• La terre ne se presse pas

     
    Enfin, il y a le rythme de la terre, auquel les laboureurs se sont pliés depuis des siècles par une sorte de mimétisme si parfait que leurs attitudes, leurs gestes les plus anodins dénoncent l'un des plus vieux métiers du monde. Et cette curieuse noblesse dans le comportement physique, ce temps qu'ils prennent pour négocier avec l'espace, cette harmonie naturelle les font paraître de plus en plus balourds à mesure que l'énervement gagne le commun des mortels.

    Je connais des gens irrités par la lenteur des paysans qui circulent dans leur ville. Peut-être feraient-ils mieux de s'irriter de leur propre hâte. Nous arriveront à Noël ensemble.

    En ville, le paysan marche à son pas, c'est à dire au rythme de sa vie quotidienne, la vie des champs. Les chemins creux, les terres labourées, les prés même ne s'arpentent pas comme un trottoir de rue. Et il faut d'autres chaussures que des escarpins vernis, d'autres talons que des aiguilles.


    Sauf le cas de foire ou de marché, et encore! Le paysan en ville est un flâneur, une espèce de touriste. Il marche, il s'arrête, il observe comme un touriste sérieux. Le spectacle de la ville est son délassement et son étude à la fois. Et soyez sur qu'il n'y voit pas les mêmes choses que vous. C'est qu'il n'a pas les mêmes yeux. Les siens sont plus neufs. Toujours.

    Cette lenteur paysanne, cette admirable économie du corps qui n'est ni lourdeur ni gaucherie, est imposée par le rythme des travaux. Et ce rythme est celui du temps lui-même. L'unité de mesure est le jour, non pas l'heure. On voir rarement un paysan tirer sa montre. Il se lève avec le soleil, il finit son travail avec lui. Je sais encore des fermes où les moments des repas sont marqués par l'angélus. J'en ai fréquenté une, autrefois, où la fermière appelait les hommes à la galette ou à la bouillie en soufflant dans une corne. Les hommes revenaient sans se presser. Quand on se presse, c'est qu'il y a nécessité, urgence grave, un orage qui se prépare ou quelque chose qui brûle quelque part.

    Il y a trois sonneries de cloche avant la grand'messe pour donner le temps de se préparer, de se mettre en route, et d'arriver sans cette hâte qui compromettrait le recueillement dominical.
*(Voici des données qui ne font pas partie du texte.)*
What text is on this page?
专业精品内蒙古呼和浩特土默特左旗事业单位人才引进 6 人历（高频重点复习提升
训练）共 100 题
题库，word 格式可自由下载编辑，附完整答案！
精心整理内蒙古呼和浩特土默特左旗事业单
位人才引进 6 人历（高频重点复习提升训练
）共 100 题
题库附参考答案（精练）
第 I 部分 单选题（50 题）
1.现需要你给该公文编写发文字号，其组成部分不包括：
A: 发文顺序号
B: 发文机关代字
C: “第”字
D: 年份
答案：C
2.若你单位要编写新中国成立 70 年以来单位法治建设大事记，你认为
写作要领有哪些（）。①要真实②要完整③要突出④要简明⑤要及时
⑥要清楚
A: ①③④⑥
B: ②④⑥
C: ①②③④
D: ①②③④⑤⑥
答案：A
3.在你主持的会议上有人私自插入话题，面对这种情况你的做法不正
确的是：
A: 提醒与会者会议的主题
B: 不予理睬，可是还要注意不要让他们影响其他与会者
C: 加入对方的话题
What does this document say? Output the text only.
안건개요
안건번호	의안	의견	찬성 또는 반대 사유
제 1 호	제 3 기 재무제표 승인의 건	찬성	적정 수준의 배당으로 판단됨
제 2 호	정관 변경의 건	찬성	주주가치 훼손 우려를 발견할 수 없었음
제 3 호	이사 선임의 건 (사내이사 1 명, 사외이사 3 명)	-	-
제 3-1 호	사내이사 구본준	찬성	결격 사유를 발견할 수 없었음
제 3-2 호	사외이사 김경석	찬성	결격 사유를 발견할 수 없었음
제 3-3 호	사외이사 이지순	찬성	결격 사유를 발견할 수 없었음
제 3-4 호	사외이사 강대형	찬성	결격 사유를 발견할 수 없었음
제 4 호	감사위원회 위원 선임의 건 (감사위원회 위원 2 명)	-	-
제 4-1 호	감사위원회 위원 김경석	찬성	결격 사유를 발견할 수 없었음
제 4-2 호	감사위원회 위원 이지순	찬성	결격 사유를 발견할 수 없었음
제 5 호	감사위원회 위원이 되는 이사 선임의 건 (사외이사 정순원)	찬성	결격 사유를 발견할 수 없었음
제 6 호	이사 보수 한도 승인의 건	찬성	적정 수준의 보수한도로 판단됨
    Et puis, l'essentiel est ailleurs. L'essentiel est que la terre ne se presse pas. Il lui faut son temps. On lui confie des semences et on attend qu'elles lèvent, fassent des tiges, nouent des fruits. On attend l'août pour moissonner. Peut-être, un jour, les hommes de science trouveront-ils le moyen de faire produire dix récoltes par an. Alors les femmes feront des enfants en six semaines.

     

    En attendant, attendons!

     

    Attendre, le maître mot.




    On ne saurait sans injustice reprocher aux paysans d'être restés en arrière délibérément par mauvaise volonté, étroitesse d'esprit ou incapacité de s'adapter. C'est qu'ils travaillent sur le vif, eux. La terre est vivante et fragile comme un ventre de femme. Les animaux, les végétaux sont vivants. Il est relativement facile de tirer, de plus en plus vite, une automobile d'un bloc de métal. Le métal se laisse faire par plus fort que lui. Mais essayez donc de transformer un porcelet en cochon gras sous huit jours! Ce n'est que lorsqu'il est engraissé et tué que vous pouvez le débiter sous trente-six formes dans une chaîne électromécanique. Mais à quand votre usine à faire des porcs?

    Et quand remplacera-t-on le pain, avec quoi?

    Ensuite, la plupart des techniques de progrès ont été trouvées par les gens des villes et pour leur usage. Il y a fort peu de temps que les ingénieurs se sont attaqués aux problèmes des paysans. Le moins qu'on puisse dire, c'est que leurs réussites ne sont pas éclatantes. Ils font ce qu'ils peuvent bien sur. Mais il est apparemment plus facile de creuser un tunnel sous la Manche que de normaliser l'agriculture. Et plus facile peut-être de construire un radôme à Pleumeur-Bodou que de mettre en valeur les Monts d'Arrée.


     Mais aujourd'hui déjà, l'avez-vous remarqué! les jeunes paysans ne marchent plus comme leurs pères. C'est qu'ils ont d'autres chaussures, des routes goudronnées, moins de talus. Ils ne se tiennent plus comme des vieux. C'est qu'ils travaillent avec d'autres outils. Ils vont plus vite parce que les tracteurs ont changé leur rythme millénaire et que le temps, désormais, pour eux aussi, c'est de l'argent. Ils ont des montres au poignet et ils savent être à l'heure. Leurs pères étaient toujours en avance et en retard. 


     


    Pierre-Jakez Hélias 1975

    Tiré de "Autrement" La patience, passion d'une durée consentie



    C'est le texte d'Eva qui m'a donné envie de publier à nouveau celui-ci  déjà paru en trois parties en février 2009.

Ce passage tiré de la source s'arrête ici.